Excerpted from the December 5th edition of Notes From the Rabbit Hole:
Thoughts on Technical Analysis
Every so often, a reader will inquire about recommended books on TA. I cannot
recommend any because I have never read any. I can however recommend the ‘Chart School’ section at the stockcharts.com website: http://tinyurl.com/nftrh113b for the basics. These tools may not work unless they are married effectively with the ‘human’ element. In other words, the data points and the analyst must get along well together.
I once heard big daddy (AKA stockcharts.com founder John Murphy) say that there is no
‘one size fits all’ in TA. He went on to say that one should take what works and leave the
rest. He has published books – which I have not read – available here:
http://tinyurl.com/nftrh113c, FYI.
I agree strongly with Murphy in that regard. I see many technical analysts doing things
that are beyond my ability to comprehend. I was never much good at math and being a
right brained ‘visual’ learner, I have always seen things in pictures. So dumbing down
TA to what works for me – visual resistance and support zones first and foremost – has
been the way to go. In other words, when combined with a personal interest in
psychology and human behavior, what I use is rooted more in black magic than in
science. I also call upon the experience of 12+ years of seeing things in charts with the
result being that I often have ‘hmmm, seen this before’ moments.
TA will however, provide some hard and fast rules regarding the implications of above
noted support/resistance, the tendency of retrace levels to repeat and of certain patterns to
do what they usually do. So yes, learn about the basics but be prepared to incorporate
who you are into the process, as long as whom you are is not overly biased. ;-). Moving
averages and their relationships are helpful, as are the momentum indicators (MACD,
RSI, etc.) when used in conjunction with the price activity of a particular equity.

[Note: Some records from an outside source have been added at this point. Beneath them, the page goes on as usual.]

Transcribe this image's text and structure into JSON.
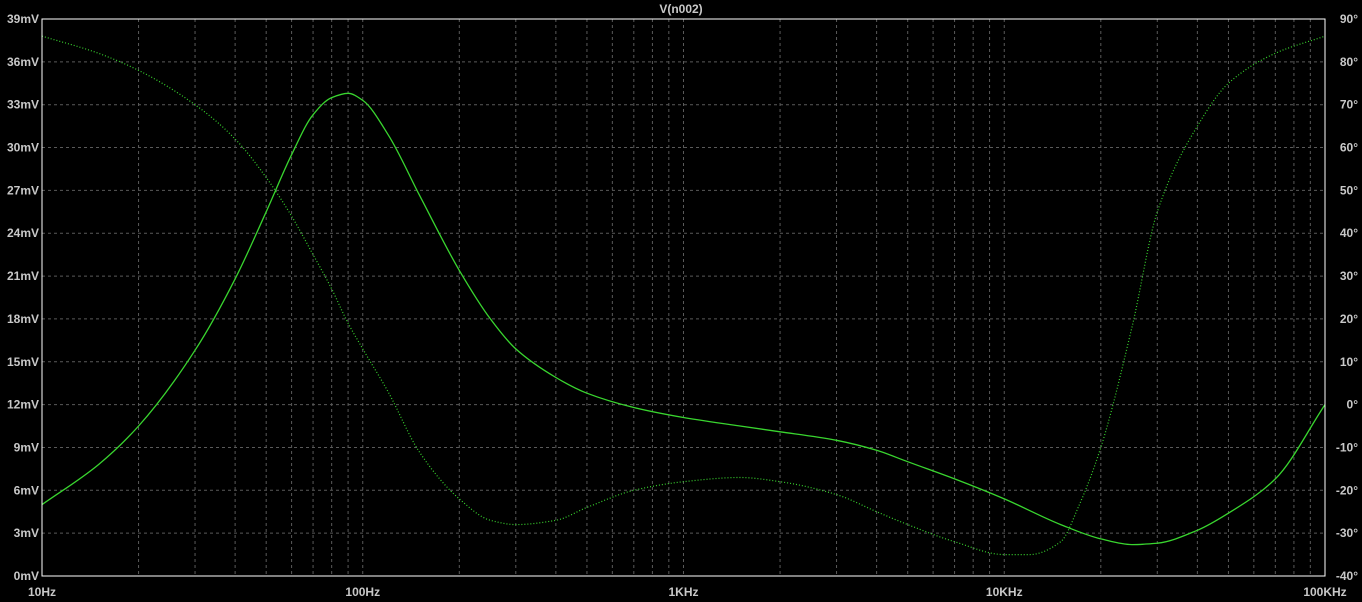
{
  "chart_data": {
    "type": "line",
    "title": "V(n002)",
    "colors": {
      "background": "#000000",
      "frame": "#ffffff",
      "grid": "#5a5a5a",
      "trace": "#39d52f",
      "title": "#39d52f",
      "tick_text": "#c8c8c8"
    },
    "grid": true,
    "x_axis": {
      "scale": "log",
      "range": [
        10,
        100000
      ],
      "ticks": [
        10,
        100,
        1000,
        10000,
        100000
      ],
      "tick_labels": [
        "10Hz",
        "100Hz",
        "1KHz",
        "10KHz",
        "100KHz"
      ]
    },
    "y_left": {
      "range": [
        0,
        39
      ],
      "ticks": [
        0,
        3,
        6,
        9,
        12,
        15,
        18,
        21,
        24,
        27,
        30,
        33,
        36,
        39
      ],
      "tick_labels": [
        "0mV",
        "3mV",
        "6mV",
        "9mV",
        "12mV",
        "15mV",
        "18mV",
        "21mV",
        "24mV",
        "27mV",
        "30mV",
        "33mV",
        "36mV",
        "39mV"
      ]
    },
    "y_right": {
      "range": [
        -40,
        90
      ],
      "ticks": [
        -40,
        -30,
        -20,
        -10,
        0,
        10,
        20,
        30,
        40,
        50,
        60,
        70,
        80,
        90
      ],
      "tick_labels": [
        "-40°",
        "-30°",
        "-20°",
        "-10°",
        "0°",
        "10°",
        "20°",
        "30°",
        "40°",
        "50°",
        "60°",
        "70°",
        "80°",
        "90°"
      ]
    },
    "series": [
      {
        "axis": "left",
        "style": "solid",
        "x": [
          10,
          15,
          20,
          30,
          40,
          50,
          60,
          70,
          80,
          90,
          100,
          120,
          150,
          200,
          250,
          300,
          400,
          500,
          700,
          1000,
          1500,
          2000,
          3000,
          4000,
          5000,
          7000,
          10000,
          15000,
          20000,
          25000,
          30000,
          40000,
          50000,
          70000,
          100000
        ],
        "y": [
          5.0,
          7.8,
          10.5,
          15.8,
          20.8,
          25.5,
          29.5,
          32.3,
          33.5,
          33.8,
          33.3,
          30.9,
          26.7,
          21.4,
          18.0,
          15.9,
          13.9,
          12.8,
          11.8,
          11.1,
          10.5,
          10.1,
          9.5,
          8.8,
          8.0,
          6.8,
          5.4,
          3.6,
          2.6,
          2.2,
          2.3,
          3.2,
          4.4,
          6.8,
          12.0
        ]
      },
      {
        "axis": "right",
        "style": "dotted",
        "x": [
          10,
          15,
          20,
          30,
          40,
          50,
          60,
          70,
          80,
          90,
          100,
          120,
          150,
          200,
          250,
          300,
          400,
          500,
          700,
          1000,
          1500,
          2000,
          3000,
          4000,
          5000,
          7000,
          10000,
          12000,
          15000,
          17000,
          20000,
          25000,
          30000,
          40000,
          50000,
          70000,
          100000
        ],
        "y": [
          86,
          82,
          78,
          70,
          62,
          53,
          44,
          35,
          27,
          19,
          13,
          3,
          -11,
          -22,
          -27,
          -28,
          -27,
          -24,
          -20,
          -18,
          -17,
          -18,
          -21,
          -25,
          -28,
          -32,
          -35,
          -35,
          -32,
          -24,
          -10,
          18,
          45,
          65,
          75,
          82,
          86
        ]
      }
    ]
  }
}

Those tend to be finite things whose messages often should not be argued. What is less
finite is for example when a stock or market drops below support, driven by
inflammatory news and atypical holiday trading like say… with the recent Thanksgiving
week downward thrust? That was mostly b/s detector and patience my friends, along
with the experience of knowing that moves that occur due to excitable news are rarely
sustainable.
Daily topping patterns appeared all around, but there was the anti-market, the US dollar,
driven up to technical target by news. I personally did not buy it
http://tinyurl.com/nftrh113a, even as I made preparations for the possibility of being
wrong. Bears who saw topping patterns and acted upon them, were punished for not
smelling a rat during that very noisy period of market weakness.
Just last week NFTRH112 illustrated a topping pattern in the PRPFX fund along with a
projected potential buying opportunity. This did not materialize and markets have
negated the topping patterns far and wide. Stand-alone TA did not work. I am
comfortable with this however, because I would rather be a stingy buyer and highlight
things for readers that appear to have excellent risk vs. reward. At least when we do hit
on an opportunity, we will know that we have better probabilities for success than if we
were pure stock picking or momentum riding.
A short note has turned into another ramble, so I will conclude with a simple thought; TA
should be an extension of the individual and said individual’s experience in the financial
markets. There is no one TA method that is the Holy Grail. If there were, the markets
would not be filled with so many wise guys getting it wrong as often as right. Make it
work for you or take it with a huge grain of salt.